2. Firms with unique distribution advantages (like Microsoft), ability to fine-tune models, ensure legal compliance, etc. will still have competitive edges. Those just serving open models will not.
3. There is a "race to the bottom" on inference pricing for these models, with companies subsidizing costs to acquire customers. Mistral's Mixtral model sets pricing just below GPT-3.5, but then many companies announced even lower pricing, likely below cost.
4. Inference costs do not drop as quickly with increased batch size for mixture-of-experts models like Mixtral as they do for dense models. This limits the benefits of scale.
5. Speculative decoding methods can improve throughput but are less effective on mixture-of-experts models. Quantization can also help but risks quality losses without proper fine-tuning.
6. Upcoming hardware like the H200 and MI300X GPUs will significantly improve inference cost and performance for these large language models.
Here are the key points made in the text:
1. The LLM API market began with OpenAI having a monopoly with ChatGPT, but now has multiple competitors like Bard, Claude, and Gemini.
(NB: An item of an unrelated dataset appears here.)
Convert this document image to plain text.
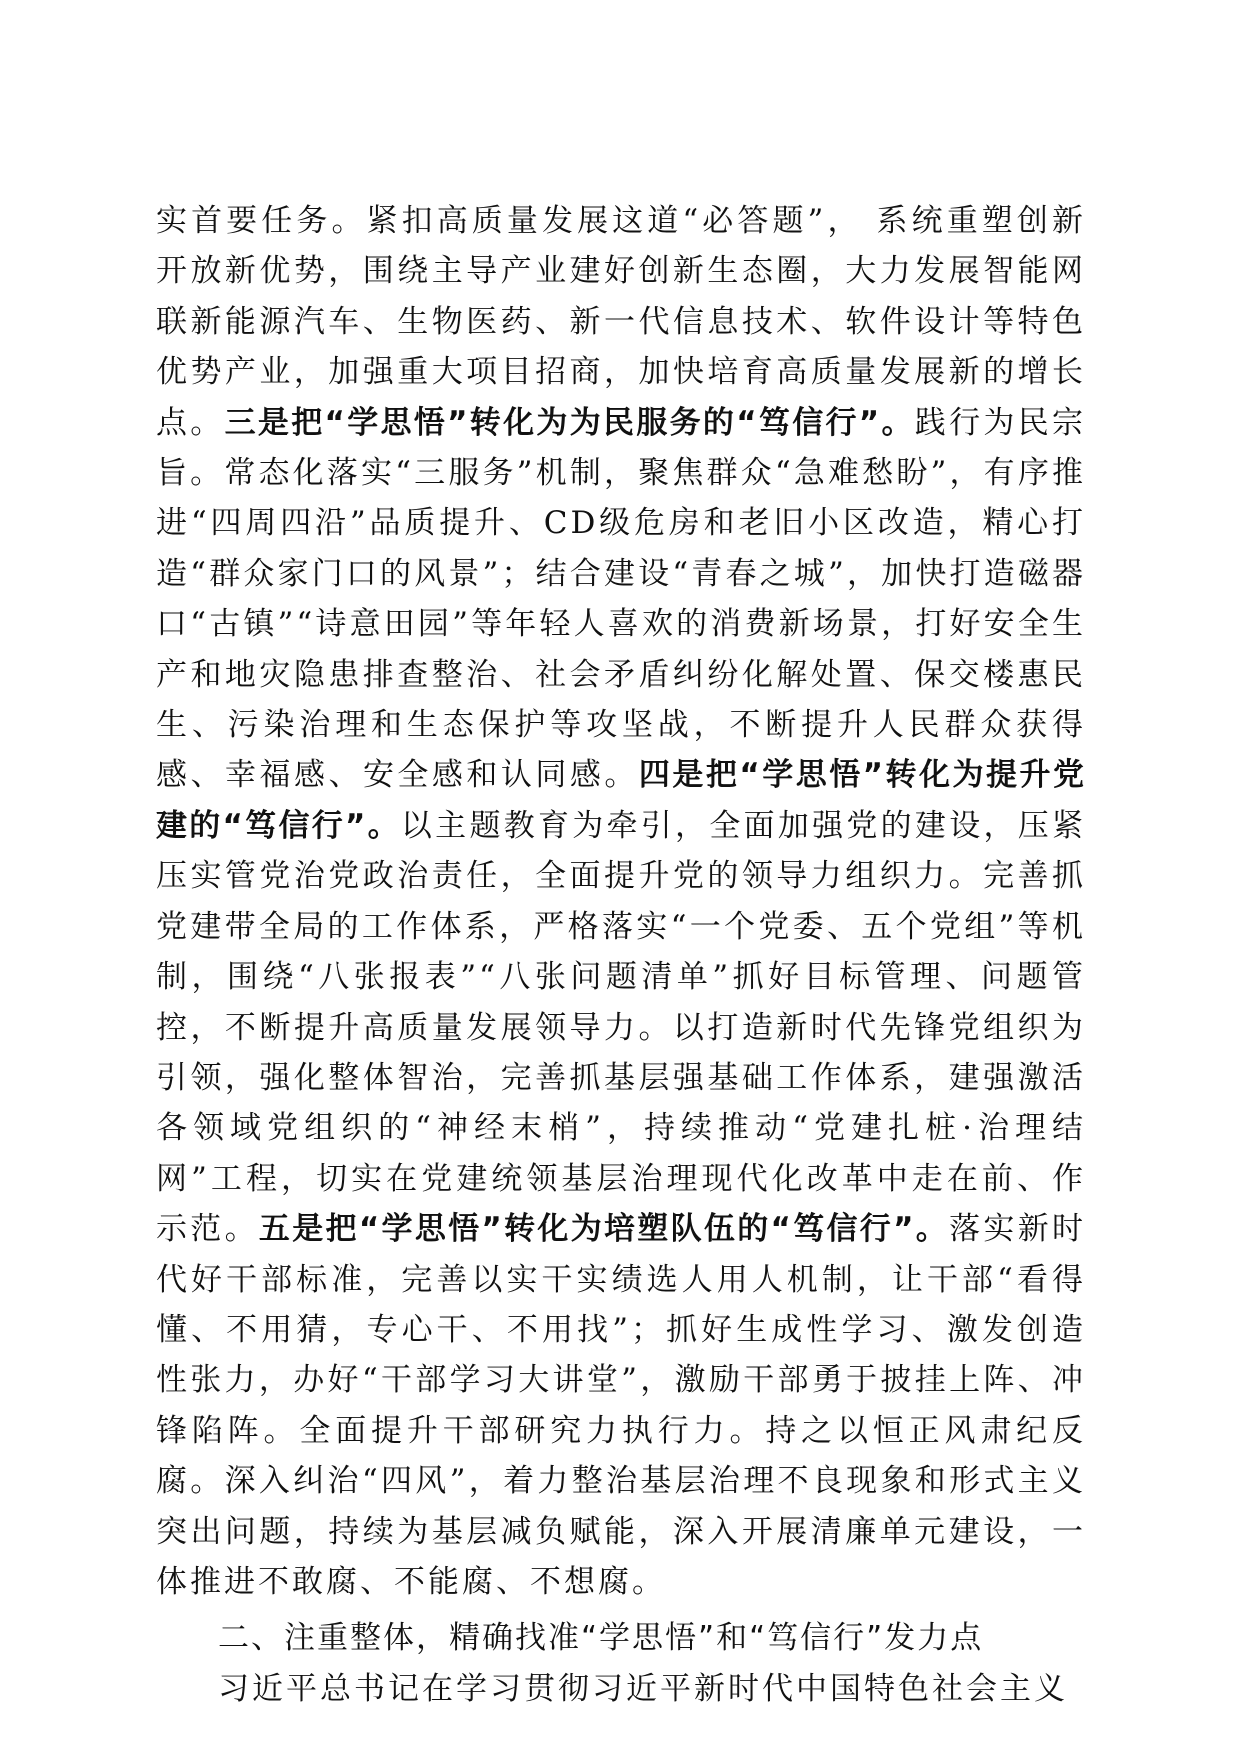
实首要任务。紧扣高质量发展这道“必答题”， 系统重塑创新开放新优势，围绕主导产业建好创新生态圈，大力发展智能网联新能源汽车、生物医药、新一代信息技术、软件设计等特色优势产业，加强重大项目招商，加快培育高质量发展新的增长点。三是把“学思悟”转化为为民服务的“笃信行”。践行为民宗旨。常态化落实“三服务”机制，聚焦群众“急难愁盼”，有序推进“四周四沿”品质提升、CD级危房和老旧小区改造，精心打造“群众家门口的风景”；结合建设“青春之城”，加快打造磁器口“古镇”“诗意田园”等年轻人喜欢的消费新场景，打好安全生产和地灾隐患排查整治、社会矛盾纠纷化解处置、保交楼惠民生、污染治理和生态保护等攻坚战，不断提升人民群众获得感、幸福感、安全感和认同感。四是把“学思悟”转化为提升党建的“笃信行”。以主题教育为牵引，全面加强党的建设，压紧压实管党治党政治责任，全面提升党的领导力组织力。完善抓党建带全局的工作体系，严格落实“一个党委、五个党组”等机制，围绕“八张报表”“八张问题清单”抓好目标管理、问题管控，不断提升高质量发展领导力。以打造新时代先锋党组织为引领，强化整体智治，完善抓基层强基础工作体系，建强激活各领域党组织的“神经末梢”，持续推动“党建扎桩·治理结网”工程，切实在党建统领基层治理现代化改革中走在前、作示范。五是把“学思悟”转化为培塑队伍的“笃信行”。落实新时代好干部标准，完善以实干实绩选人用人机制，让干部“看得懂、不用猜，专心干、不用找”；抓好生成性学习、激发创造性张力，办好“干部学习大讲堂”，激励干部勇于披挂上阵、冲锋陷阵。全面提升干部研究力执行力。持之以恒正风肃纪反腐。深入纠治“四风”，着力整治基层治理不良现象和形式主义突出问题，持续为基层减负赋能，深入开展清廉单元建设，一体推进不敢腐、不能腐、不想腐。

二、注重整体，精确找准“学思悟”和“笃信行”发力点

习近平总书记在学习贯彻习近平新时代中国特色社会主义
This competition erodes profit margins.
2. There is a "ruthless competition for efficiency" as companies aim to serve LLMs at the lowest cost possible through optimizations like quantization and building custom chips.?
3. There is a bifurcation occurring between expensive, high-quality models from big labs and cheaper, lower-quality open weight models. The open models are steadily improving in quality and decreasing in cost.
4. Most economically valuable LLM tasks likely do not require the most complex, expensive models. As tooling makes switching between APIs easier, developers will opt for the lowest cost model that can accomplish their task.?
5. Successful consumer LLM companies will start training their own models to reduce dependence on expensive APIs from other providers.
6. The market seems to be converging towards low-cost models for simpler tasks, with only the most complex tasks still requiring the biggest, most expensive models from labs like OpenAI.